When you format your manuscript in Justified spacing, you introduce a new set of spacing problems. You need to know what to watch out for so your rags (line endings) don’t distract your reader or make fill lines with wide gaps to make the words fit.
What is Justified text?
Justified spacing is the paragraph alignment where the lines rag evenly on both the left and right sides. This causes a smooth edge along the side of the page. Your word processor achieves this edge by adjusting the spacing between words and letters.
Sometimes, too much space is added, and it makes the line difficult to read. To avoid this, you can adjust the hyphenation settings. This allows your processor to break up words to keep the spacing between words and letters from becoming too exaggerated.
How to Justify your text in Microsoft Word
In Microsoft Word, you can justify your text through three ways: the home banner, the Paragraph Settings dialog box, and modifying the text Style‘s paragraph settings.
Home banner button:
Select your text you want to Justify (Ctrl+A for all text) > Home banner > Paragraph section > Justify button.
Paragraph Settings dialog box:
Select your text you want to Justify (Ctrl+A for all text) > Open Paragraph Settings > General section > Alignment drop down > Justified > Ok.
Modifying the text Style‘s paragraph settings:
Right-click the Style name > click Modify > Format drop down > Paragraph > General section > Alignment drop down > Justified > Ok.
Once the modification has been set, all text with that applied style will be aligned with Justified.
Hyphenation in Justified text
MS Word’s Hyphenation settings lets you control how much spacing is between words and letters in Justified spacing. By breaking up words along the line ends, you allow the word processor to use smaller spaces between words and letters, which makes spacing look more uniform (even though it sill varies from line to line).
MS Word allows three options for hyphenation: none, automatic, and manual, though there are some minor settings. Unfortunately, as of August 2019, Google Docs does not allow you to adjust hyphenation. If you want even more specific control on Justified text and hyphenation, then I suggest looking into Adobe’s Indesign or other publishing software.
Hyphenation settings are found in Page Setup.
Go to the Layout banner > Page Setup section > Hyphenation dropdown. For additional options, click Hyphenation Options in the dropdown.
The default setting for Automatic Justification is .25″ spacing (spacing no larger than .25″) and limitless hyphens in a row. However, you can adjust how many lines in a row can be hyphenated and how much space is allowed between words to avoid hyphenating words.
The Hyphenation zone determines the maximum amount of space allowed between words before hyphenation is needed to break the line. More space increases the chance for fewer hyphenations in your text, but it also means more gaps between words.
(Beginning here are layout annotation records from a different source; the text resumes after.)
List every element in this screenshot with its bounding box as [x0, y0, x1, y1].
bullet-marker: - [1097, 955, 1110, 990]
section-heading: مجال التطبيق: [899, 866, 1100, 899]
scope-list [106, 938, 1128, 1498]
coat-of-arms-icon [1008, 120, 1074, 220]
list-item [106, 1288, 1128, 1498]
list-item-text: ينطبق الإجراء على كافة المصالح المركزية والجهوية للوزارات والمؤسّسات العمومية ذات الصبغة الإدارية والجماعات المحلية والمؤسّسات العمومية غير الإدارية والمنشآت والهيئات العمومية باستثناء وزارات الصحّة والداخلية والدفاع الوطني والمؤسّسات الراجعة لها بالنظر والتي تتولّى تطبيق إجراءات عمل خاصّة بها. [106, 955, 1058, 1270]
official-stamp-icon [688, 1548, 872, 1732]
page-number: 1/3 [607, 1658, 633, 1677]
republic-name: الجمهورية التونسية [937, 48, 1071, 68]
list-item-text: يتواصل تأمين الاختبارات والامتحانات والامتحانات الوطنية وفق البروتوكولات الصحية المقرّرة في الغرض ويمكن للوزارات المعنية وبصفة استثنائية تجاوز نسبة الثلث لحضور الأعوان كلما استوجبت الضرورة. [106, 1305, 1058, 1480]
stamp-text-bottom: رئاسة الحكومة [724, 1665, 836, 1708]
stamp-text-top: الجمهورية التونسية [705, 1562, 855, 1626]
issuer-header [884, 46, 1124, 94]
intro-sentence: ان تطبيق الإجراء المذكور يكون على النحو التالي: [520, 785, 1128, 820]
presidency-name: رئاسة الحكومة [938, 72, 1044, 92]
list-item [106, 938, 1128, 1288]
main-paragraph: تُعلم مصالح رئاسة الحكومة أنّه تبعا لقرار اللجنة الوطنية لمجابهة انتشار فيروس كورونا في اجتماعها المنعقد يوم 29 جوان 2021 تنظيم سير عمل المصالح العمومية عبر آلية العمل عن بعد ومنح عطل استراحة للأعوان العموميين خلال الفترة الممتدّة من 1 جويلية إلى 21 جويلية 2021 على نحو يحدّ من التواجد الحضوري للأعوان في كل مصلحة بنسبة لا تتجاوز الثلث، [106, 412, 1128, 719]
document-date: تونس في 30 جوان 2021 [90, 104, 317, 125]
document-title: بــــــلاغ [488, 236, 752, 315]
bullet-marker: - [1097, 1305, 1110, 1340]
The following two images have different Hyphenation zones. As a result, the hyphens are placed differently.
You can also adjust the number of hyphens in a row permitted. In the previous image, there are two hyphens in a row in the first and second line. By changing the Limit consecutive hyphens to setting, you can ensure there aren’t multiple lines in a row with hyphenation.
With the limit of only 1 consecutive hyphen, the text re-ragged so the first two lines didn’t have hyphens. It shifted the second hyphen to the third line, but now there are more gaps of space between the words on the second line.
What to watch out for with hyphenation
When you’re using hyphenation, you need to ensure hyphens are being placed properly. You should never break up syllables in a word, but word processors don’t always distinguish where syllables are for word breaks.
For example, the word progress should be hyphenated as pro-gress instead of pr-ogress. Re-turn instead of ret-urn. Batt-ery instead of Ba-ttery.
If the word is only one syllable, place the break between a consonant and vowel, not a vowel and consonant.
For example, shrugg-ed instead of shru-gged.
You should also avoid breaking up proper nouns when possible. Sometimes you need to hyphenate names, but if you can avoid it and it doesn’t create noticeably larger gaps between words, then leave them alone.